The jury in the Cronin case, after a deliberation of
nearly three days, arrived at a verdict on December 16th. All twelve jurymen thought Burke, O'Sullivan, and Coughlin, the actual slayers, guilty of murder in the first degree; Kunze, the driver, guilty of manslaughter ; and J. F. Beggs, who was supposed to have ordered the sentence of the Clan-na-Gael to be carried out, not guilty. The jury in Illinois, however, is entrusted with the power of passing sentence—a strange reversion to the despotic method of ancient democracies—and on this subject the jurymen were not unanimous. Eleven considered hanging the just penalty for the murderers, but one was opposed to that view on "religious" grounds, and held out with such obstinacy that one of the jurors nearly died of over-strain. The eleven therefore gave way, and the twelve unanimously passed a sentence of penal servitude for life on the three first named, and three years' imprisonment on Kunze.
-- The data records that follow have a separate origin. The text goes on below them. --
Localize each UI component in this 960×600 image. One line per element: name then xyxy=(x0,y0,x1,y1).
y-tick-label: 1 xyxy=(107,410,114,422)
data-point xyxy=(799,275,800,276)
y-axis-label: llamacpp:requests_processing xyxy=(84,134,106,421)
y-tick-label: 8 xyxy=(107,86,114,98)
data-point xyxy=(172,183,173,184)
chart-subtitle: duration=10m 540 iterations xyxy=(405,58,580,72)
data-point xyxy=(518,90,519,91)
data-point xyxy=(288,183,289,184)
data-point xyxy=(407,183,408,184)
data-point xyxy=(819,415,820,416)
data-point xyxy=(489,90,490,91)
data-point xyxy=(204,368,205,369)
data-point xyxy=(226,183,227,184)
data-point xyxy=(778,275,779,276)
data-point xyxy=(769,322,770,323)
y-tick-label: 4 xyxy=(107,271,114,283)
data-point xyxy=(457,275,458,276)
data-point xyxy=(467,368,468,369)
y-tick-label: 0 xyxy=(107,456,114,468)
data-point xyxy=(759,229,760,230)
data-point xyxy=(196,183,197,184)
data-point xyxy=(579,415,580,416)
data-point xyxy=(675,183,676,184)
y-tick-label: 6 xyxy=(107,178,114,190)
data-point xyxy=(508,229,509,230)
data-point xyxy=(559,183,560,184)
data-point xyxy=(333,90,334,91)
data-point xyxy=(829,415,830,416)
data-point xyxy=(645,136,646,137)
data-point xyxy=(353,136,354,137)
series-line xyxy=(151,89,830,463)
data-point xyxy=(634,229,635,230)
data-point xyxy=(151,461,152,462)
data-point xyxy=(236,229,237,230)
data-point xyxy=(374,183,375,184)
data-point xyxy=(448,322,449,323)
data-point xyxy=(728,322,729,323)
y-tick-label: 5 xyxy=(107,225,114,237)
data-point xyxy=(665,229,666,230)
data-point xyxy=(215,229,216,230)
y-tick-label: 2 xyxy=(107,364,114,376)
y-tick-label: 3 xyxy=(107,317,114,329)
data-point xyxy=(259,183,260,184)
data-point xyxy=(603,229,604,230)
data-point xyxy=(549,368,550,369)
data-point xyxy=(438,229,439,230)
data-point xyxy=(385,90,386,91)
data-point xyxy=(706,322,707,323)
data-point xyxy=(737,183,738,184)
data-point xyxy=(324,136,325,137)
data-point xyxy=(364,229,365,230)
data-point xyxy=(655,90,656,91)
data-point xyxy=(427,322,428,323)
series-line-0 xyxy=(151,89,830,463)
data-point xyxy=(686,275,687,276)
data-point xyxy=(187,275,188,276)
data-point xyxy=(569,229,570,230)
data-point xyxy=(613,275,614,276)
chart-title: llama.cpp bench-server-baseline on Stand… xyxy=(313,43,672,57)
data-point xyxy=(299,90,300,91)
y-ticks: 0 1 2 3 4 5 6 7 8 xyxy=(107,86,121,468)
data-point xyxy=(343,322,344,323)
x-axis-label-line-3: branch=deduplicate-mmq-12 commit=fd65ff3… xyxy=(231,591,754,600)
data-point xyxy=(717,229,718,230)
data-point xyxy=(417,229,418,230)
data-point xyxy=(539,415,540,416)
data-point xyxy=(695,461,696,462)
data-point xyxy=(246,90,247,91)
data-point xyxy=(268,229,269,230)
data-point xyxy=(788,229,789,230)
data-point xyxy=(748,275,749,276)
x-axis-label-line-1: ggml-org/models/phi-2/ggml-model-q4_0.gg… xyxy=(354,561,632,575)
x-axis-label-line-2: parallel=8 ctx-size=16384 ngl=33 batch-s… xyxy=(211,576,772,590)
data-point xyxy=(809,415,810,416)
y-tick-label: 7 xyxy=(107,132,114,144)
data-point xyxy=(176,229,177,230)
The American Press is exceedingly severe in its comments on a sentence which it considers a denial of justice, the prisoners having deserved death, and the jurymen were hooted as they walked home. We have commented on the verdict elsewhere, but may remark here that, according to the
telegrams before the verdict, desperate efforts were made to terrorise the jury, who were specially protected by a guard of State troops.